A Practical Decision Tree
Use this heuristic:
- Use Piper to get your first functional, local neural voice running on desktop.
- Switch to sherpa-onnx if you’re building a native app that needs tighter control than a command-line wrapper provides.
- Keep eSpeak NG wired up as a rock-solid fallback for missing languages or slow hardware.
- Explore Kokoro ONNX when you want the highest possible quality and have the time to validate its architecture.
You do not have to crown one engine. A healthy app usually stacks them:
Product API
-> Primary neural engine
-> Lighter neural fallback
-> eSpeak NG emergency fallback
That is the difference between a speech feature and a speech hope.
Make the Benchmark Boring
Do not wire the engine into a UI first. Create a directory named something like tts-fixtures and fill it with ten sentences your product will actually say.
Consider these examples:
The backup finished at 03:42 UTC.
CPU usage crossed 92 percent for five minutes.
Open /var/log/nginx/error.log and search for upstream timeout.
Invoice INV-2026-0417 is overdue by KES 12,450.
Dr. Njoroge reviewed version 2.1.0-beta.3 yesterday.
Run every candidate engine against the same fixture file. Log the results:
engine, voice, platform, chars, synth_ms, audio_ms, rtf, wav_bytes
piper, en_US-lessac-medium, macos-arm64, 321, 820, 14600, 0.056, 467244
The goal is to see how each engine fails under realistic text.
Be highly attuned to:
- Bizarre numeric pronunciations
- Mangled acronym expansions
- Unnatural pauses or erratic pacing
- Prematurely clipped sentence endings
- Prohibitive startup latency
- Punishing CPU spikes during synthesis
- Wildly inconsistent volume levels
- Silent crashes when processing lengthy text blocks
The fixture file is your referee.

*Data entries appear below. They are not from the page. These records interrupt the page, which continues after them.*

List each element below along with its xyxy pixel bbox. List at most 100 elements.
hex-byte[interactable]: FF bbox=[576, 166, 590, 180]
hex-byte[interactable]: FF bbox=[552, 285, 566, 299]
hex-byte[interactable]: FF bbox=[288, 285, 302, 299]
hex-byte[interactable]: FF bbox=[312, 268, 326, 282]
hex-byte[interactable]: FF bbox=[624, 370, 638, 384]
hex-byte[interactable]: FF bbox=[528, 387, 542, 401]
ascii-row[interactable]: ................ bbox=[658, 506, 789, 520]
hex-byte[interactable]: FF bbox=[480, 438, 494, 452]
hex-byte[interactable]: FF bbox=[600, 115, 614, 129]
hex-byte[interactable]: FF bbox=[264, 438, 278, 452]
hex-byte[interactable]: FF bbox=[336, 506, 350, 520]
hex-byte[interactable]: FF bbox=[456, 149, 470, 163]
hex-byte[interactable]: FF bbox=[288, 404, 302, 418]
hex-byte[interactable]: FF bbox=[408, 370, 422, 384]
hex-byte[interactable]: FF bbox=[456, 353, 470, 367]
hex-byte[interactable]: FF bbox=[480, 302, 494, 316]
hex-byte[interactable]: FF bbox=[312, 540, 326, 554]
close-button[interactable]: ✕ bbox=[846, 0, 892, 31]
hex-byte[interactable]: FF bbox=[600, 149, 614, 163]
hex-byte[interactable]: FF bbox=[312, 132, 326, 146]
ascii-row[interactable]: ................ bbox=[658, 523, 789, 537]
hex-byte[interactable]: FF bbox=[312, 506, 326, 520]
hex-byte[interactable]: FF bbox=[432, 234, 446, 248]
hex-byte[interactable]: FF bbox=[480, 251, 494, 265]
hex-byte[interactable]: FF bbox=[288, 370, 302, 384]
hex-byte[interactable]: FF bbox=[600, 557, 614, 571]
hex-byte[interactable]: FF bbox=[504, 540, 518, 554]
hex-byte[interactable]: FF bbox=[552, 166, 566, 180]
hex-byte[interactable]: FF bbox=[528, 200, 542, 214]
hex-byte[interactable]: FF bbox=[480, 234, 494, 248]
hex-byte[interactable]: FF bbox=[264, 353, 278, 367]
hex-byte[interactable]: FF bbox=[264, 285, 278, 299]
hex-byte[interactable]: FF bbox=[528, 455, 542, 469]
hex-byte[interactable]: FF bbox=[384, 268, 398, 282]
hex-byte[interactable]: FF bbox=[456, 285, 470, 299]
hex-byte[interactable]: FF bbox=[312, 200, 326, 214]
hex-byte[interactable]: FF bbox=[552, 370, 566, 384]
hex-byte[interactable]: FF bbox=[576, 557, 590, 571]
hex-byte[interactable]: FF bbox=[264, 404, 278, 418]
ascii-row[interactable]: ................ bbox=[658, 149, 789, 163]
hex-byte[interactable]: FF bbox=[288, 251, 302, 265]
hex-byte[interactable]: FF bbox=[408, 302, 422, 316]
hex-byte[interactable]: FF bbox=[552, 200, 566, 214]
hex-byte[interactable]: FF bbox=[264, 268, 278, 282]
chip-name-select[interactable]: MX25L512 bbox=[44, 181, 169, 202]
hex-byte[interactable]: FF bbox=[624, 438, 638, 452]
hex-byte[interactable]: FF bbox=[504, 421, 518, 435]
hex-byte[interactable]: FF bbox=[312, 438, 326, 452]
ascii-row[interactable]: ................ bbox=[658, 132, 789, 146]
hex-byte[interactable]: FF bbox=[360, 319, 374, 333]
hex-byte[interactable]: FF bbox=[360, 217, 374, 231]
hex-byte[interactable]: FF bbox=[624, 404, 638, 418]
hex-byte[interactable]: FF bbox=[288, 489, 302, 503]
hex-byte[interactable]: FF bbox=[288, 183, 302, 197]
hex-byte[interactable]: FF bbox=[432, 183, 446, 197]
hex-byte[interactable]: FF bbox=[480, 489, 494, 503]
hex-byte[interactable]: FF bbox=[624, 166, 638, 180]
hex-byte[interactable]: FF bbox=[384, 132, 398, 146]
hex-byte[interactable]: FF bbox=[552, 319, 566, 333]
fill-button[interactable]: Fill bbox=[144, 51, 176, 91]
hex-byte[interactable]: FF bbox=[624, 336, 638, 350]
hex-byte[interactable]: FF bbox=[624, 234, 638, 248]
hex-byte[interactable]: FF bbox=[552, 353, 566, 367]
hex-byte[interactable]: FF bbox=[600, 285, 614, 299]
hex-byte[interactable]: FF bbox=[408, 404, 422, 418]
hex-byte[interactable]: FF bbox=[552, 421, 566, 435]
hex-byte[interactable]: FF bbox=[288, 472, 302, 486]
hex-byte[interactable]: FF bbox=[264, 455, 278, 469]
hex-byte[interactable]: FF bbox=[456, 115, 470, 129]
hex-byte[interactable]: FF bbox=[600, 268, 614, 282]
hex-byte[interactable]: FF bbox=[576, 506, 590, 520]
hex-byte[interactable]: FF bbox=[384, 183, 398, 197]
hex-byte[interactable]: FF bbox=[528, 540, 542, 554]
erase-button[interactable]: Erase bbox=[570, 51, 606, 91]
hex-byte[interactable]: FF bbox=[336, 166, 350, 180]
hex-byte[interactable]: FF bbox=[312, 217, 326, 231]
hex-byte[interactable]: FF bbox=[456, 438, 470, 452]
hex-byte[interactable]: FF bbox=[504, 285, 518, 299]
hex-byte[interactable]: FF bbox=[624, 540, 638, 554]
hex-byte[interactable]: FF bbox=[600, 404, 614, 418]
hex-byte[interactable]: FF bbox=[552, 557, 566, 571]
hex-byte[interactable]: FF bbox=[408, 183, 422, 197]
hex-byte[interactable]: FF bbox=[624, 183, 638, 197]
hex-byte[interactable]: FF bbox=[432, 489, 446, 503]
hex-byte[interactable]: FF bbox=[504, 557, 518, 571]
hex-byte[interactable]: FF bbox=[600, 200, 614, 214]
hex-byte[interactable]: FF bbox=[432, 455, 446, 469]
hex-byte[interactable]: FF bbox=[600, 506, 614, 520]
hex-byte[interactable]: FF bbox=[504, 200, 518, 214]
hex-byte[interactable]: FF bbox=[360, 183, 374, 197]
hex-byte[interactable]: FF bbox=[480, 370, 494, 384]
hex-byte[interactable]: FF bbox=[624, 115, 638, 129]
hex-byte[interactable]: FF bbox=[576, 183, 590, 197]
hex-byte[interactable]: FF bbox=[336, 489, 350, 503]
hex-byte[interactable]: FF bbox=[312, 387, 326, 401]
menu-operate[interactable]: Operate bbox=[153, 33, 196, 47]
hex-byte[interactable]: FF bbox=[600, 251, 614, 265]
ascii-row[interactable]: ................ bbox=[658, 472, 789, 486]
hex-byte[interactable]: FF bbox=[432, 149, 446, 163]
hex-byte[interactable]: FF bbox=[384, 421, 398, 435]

Keep it small enough that running it feels automatic.
Your UI Is Not a Speech Engine
The target shape should feel familiar:
App
SpeechService
TextNormalizer
SentenceQueue
VoiceCatalog
EngineAdapter
PiperAdapter
SherpaOnnxAdapter
EspeakFallbackAdapter
AudioCache
Player
The implementation language does not matter. Rust, Go, Python, TypeScript, Swift, Kotlin, and C++ can all work.
The rule matters:
Your app talks to
SpeechService, not to model files, CLIs, or random engine flags.
That boundary is what lets you swap engines later without rewriting every screen that needs speech.
The First Milestone
The first milestone is deliberately small:
Given an arbitrary string of text, produce a localized WAV file repeatedly, using a designated voice and a pinned engine version.
That sounds boring because it is. Boring is the foundation. Everything else in local speech gets easier once that sentence is true.